Não adiantaria a dura afirmação. 

Isso porque a procuradora de Justiça Raquel de Nazaré Pinto Costa Normando, respondendo pela 12ª Procuradoria de Justiça, acabou por formular acordo com o político e o remeteu à relatora do caso no TJ, a desembargadora Lucicleide Belo.

Por esse acordo, que viria a ser homologado, o prefeito de Campo Maior compromete-se a pagar o valor de R$ 349.521,85, dividido em 18 parcelas de R$ 19.417,88, e que deverá ser repassado mensalmente, sendo metade (R$ 9.708,94) para o Fundo da Infância e Juventude do Município de Campo Maior e metade (R$ 9.708,94) para o Fundo de Modernização do próprio Ministério Público.

Negócio de ouro. 

Prefeito Itinerante

No passado, Félix já demonstrava ser bom de briga, apesar de algumas barberagens. 

Afastado do cargo de prefeito de Campo Maior (PI) pelo Tribunal Regional Eleitoral (TRE) do estado do Piauí, Joãozinho Félix ajuizou Ação Cautelar (AC 2820) no Supremo Tribunal Federal (STF).

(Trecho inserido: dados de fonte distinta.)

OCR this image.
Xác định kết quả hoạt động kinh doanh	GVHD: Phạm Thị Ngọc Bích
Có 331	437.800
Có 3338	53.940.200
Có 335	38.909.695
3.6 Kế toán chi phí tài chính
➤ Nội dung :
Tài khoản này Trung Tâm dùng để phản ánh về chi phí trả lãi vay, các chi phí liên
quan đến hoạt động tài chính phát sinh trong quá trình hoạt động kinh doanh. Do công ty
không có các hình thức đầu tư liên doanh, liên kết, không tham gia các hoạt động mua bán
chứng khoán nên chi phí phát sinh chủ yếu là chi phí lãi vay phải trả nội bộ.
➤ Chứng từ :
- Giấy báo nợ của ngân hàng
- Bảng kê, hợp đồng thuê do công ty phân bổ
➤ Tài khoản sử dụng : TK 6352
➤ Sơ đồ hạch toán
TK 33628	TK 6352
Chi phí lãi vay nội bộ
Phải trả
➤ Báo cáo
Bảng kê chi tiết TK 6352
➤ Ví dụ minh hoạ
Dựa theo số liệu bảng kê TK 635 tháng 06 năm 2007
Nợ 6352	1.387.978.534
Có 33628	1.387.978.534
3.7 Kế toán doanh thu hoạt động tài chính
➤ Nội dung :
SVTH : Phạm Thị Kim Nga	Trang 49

Considerado “prefeito itinerante” pela Justiça Eleitoral, ele pretendia ser reconduzido a seu cargo até o julgamento final de um recurso extraordinário ajuizado na Corte por seus advogados para discutir a matéria.

João Felix havia sido declarado inelegível pelo TRE com base no artigo 14, parágrafo 5º, da Constituição Federal de 1988. Isso porque ele foi prefeito de Jatobá do Piauí entre 1997 e 2003 (dois mandatos consecutivos), e depois prefeito de Campo Maior entre 2005 e 2008. De acordo com a corte estadual, a eleição de João Félix, em 2008, caracterizaria um quarto mandato. O Tribunal Superior Eleitoral confirmou a decisão do TRE, e considerou que ao caso se aplicaria a tese do “prefeito itinerante”.

De acordo com os advogados da época, João Felix exerceu o mandato de prefeito de Jatobá do Piauí até 2003, quando renunciou ao cargo e se desincompatibilizou a tempo para concorrer ao novo pleito. Quando concorreu ao cargo de prefeito de Campo Maior, em 2004, ele já tinha mudado inclusive seu domicílio, sustentavam.

Assim, para o pleito de 2008, não ocorreu transferência de domicílio eleitoral. Portanto, não haveria que se falar em fraude na transferência do domicílio eleitoral, fundamento cerne utilizado pelo TSE para a fixação da tese do prefeito itinerante. Isso porque “a tese firmada pelo TSE encontra-se umbilicalmente ligada à transferência de domicílio, que consubstanciaria fraude à Constituição Federal”.

“Tem-se, na hipótese, pois, não o exercício de quarto mandato como alardeado, mas o exercício de segundo mandato, na localidade de Campo Maior (PI), após regular eleição no pleito de 2004”, concluíram os advogados. Eles pediam a recondução de João Felix ao cargo de prefeito de Campo Maior até o julgamento final do RE pelo Supremo Tribunal Federal.

O então ministro César Peluso, do STF, em decisão monocrática, acabaria por determinar a volta de João Félix à prefeitura de Campo Maior.